I heard back from my friend who went through this program.

He's working on his farm full time, exercising hard, and shadowing a personal trainer.

He said the first couple weeks of the program were brutal, but now he's doing great.

He thinks I should give it a go. I've also heard of a few other people doing programs like this, where you're pushed further than you think your brain can handle.

I'm honestly shocked by his progress because he was doing terrible for a while.

He also noted that he tried to push through things a year ago but it did not work. The program taught him to manage symptoms better.


He also was about 2 years out when he did this program. I bet hat makes a difference too.

This is a bit overdue, but here it is.

I don't think my friend had PCS, but he's had a number of concussions.

I believe most of his symptoms were from POTS, so I don't think this type of program would help most people on here.

Like many others, it does not take much for me to overdo it. I would not last in a program like this.

My appt is next month to do the 3 week program but I think I’m going to cancel it. I looked at sample of the classes and don’t see anything that will help me and certainly wouldn’t be able to do 8 hour classes with hour break.

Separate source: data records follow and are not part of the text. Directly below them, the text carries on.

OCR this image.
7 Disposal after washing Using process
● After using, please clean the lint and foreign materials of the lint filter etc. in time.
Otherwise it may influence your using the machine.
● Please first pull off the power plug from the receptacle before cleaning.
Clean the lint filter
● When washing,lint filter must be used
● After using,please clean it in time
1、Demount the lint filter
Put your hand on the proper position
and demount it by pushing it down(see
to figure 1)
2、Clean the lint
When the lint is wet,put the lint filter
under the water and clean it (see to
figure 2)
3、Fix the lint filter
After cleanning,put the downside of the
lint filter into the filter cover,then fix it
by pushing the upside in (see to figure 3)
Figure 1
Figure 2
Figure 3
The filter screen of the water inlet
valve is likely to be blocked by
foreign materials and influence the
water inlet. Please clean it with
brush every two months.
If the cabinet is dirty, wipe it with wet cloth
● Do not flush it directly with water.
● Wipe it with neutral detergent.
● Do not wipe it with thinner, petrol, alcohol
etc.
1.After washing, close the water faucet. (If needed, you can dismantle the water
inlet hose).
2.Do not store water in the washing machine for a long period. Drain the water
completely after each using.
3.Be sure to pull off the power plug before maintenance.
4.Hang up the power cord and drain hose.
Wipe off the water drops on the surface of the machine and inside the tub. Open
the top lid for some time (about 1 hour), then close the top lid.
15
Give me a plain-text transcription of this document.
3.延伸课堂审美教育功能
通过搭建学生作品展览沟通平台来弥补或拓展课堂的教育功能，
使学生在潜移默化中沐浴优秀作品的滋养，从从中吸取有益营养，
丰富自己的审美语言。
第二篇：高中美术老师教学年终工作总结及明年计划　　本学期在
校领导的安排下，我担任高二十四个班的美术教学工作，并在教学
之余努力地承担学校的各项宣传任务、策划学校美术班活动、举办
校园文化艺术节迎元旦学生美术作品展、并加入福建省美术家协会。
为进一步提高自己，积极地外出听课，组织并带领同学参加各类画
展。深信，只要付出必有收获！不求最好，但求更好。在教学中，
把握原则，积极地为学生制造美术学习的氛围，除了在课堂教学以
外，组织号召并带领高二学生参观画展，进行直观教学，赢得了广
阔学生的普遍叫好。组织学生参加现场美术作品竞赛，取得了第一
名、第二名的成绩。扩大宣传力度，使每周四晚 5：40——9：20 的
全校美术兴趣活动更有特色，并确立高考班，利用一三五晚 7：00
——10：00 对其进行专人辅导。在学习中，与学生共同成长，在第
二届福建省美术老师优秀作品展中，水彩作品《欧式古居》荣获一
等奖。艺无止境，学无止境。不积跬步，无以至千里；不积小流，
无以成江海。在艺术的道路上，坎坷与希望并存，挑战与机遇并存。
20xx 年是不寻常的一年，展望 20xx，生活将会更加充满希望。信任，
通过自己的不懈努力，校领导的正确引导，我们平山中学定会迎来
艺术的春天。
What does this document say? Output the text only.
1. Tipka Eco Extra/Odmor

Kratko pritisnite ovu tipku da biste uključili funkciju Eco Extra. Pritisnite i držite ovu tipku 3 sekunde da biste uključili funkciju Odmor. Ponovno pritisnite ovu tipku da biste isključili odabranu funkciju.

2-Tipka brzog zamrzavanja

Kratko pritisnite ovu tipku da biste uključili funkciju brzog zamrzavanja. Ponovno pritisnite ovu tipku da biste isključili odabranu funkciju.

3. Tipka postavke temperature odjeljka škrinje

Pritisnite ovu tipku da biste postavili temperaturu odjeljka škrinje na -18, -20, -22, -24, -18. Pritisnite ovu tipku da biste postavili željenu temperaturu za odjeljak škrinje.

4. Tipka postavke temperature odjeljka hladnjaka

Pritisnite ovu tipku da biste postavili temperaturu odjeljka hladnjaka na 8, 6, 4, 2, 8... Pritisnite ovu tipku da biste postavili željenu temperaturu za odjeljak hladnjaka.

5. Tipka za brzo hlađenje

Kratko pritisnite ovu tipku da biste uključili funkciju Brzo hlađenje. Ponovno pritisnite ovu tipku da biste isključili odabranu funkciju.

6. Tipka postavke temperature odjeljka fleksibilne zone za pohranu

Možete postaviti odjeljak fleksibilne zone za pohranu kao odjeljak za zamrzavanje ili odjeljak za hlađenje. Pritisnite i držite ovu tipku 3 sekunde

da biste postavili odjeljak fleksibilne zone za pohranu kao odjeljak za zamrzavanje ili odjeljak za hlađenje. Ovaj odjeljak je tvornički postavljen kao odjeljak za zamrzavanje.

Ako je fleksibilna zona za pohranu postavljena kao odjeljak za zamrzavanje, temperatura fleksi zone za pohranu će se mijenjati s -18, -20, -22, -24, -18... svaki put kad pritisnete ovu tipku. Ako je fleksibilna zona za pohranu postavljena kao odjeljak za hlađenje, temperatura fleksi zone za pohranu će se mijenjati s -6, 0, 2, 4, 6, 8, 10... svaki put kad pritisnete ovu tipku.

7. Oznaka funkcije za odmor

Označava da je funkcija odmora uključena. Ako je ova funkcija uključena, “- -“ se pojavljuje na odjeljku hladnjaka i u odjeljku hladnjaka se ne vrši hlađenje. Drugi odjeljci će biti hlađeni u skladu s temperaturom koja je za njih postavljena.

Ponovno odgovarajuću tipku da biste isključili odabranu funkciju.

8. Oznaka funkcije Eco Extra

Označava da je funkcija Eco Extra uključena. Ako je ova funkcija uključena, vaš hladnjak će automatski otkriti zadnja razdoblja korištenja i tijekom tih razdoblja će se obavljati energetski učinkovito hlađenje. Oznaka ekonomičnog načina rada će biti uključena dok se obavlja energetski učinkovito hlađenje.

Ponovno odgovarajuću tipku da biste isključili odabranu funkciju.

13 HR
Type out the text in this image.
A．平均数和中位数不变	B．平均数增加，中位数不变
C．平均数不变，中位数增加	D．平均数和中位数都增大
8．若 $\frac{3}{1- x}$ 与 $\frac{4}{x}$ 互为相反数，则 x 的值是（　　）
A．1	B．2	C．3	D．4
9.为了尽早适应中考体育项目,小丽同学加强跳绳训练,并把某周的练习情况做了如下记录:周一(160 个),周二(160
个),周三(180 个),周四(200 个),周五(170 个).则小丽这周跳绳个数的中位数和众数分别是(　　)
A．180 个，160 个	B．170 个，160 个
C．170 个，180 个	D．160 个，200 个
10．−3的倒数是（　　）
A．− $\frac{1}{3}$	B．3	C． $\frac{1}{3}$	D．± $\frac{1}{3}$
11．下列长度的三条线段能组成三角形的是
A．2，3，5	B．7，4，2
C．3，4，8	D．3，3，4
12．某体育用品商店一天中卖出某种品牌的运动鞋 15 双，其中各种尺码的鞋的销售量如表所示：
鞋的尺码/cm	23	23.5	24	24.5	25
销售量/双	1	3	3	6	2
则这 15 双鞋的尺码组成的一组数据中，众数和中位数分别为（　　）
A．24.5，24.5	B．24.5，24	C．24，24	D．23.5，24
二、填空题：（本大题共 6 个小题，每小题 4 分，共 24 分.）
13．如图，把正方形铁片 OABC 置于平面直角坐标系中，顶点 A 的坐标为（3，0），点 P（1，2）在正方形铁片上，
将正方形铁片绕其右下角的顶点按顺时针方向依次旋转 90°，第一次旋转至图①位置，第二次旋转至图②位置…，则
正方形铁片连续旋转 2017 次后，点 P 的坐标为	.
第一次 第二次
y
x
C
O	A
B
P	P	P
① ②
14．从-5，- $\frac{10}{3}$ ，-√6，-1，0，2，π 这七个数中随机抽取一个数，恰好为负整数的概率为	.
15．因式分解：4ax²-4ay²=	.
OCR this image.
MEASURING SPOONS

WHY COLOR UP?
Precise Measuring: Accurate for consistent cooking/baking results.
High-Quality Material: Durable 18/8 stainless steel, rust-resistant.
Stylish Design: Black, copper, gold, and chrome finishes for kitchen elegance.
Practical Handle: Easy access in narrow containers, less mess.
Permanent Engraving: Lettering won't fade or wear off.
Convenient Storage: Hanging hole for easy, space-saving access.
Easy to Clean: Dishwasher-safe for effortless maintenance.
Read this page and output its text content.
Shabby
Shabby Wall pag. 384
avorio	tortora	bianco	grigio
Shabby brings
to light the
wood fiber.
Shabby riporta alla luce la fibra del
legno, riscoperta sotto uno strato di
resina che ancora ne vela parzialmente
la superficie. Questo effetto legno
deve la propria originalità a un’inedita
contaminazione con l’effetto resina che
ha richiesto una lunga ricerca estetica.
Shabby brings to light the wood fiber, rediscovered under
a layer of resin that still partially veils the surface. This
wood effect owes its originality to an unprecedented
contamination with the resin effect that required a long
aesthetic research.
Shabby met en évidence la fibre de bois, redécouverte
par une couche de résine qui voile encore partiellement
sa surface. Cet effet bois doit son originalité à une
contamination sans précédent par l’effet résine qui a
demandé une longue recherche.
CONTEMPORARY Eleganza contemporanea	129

I’m currently doing vision therapy, multi sensory movement machine where I sit in a chair that moves in pitch black room with colored light(varies) that moves. Similar reasoning to what you mentioned about para...nervous systems and sympa. I never know if there is science to it or just anothe bogus treatment.

I’m 6 days in and my pain is at all time high. Having horrible thoughts that I will never get relief.

My family is going to give me crap for not going because they are so sure if I just learn to cope with my pain,I will be better. For me, the pain isn’t the worse part, it’s the brain fog/head presssue that goes with it.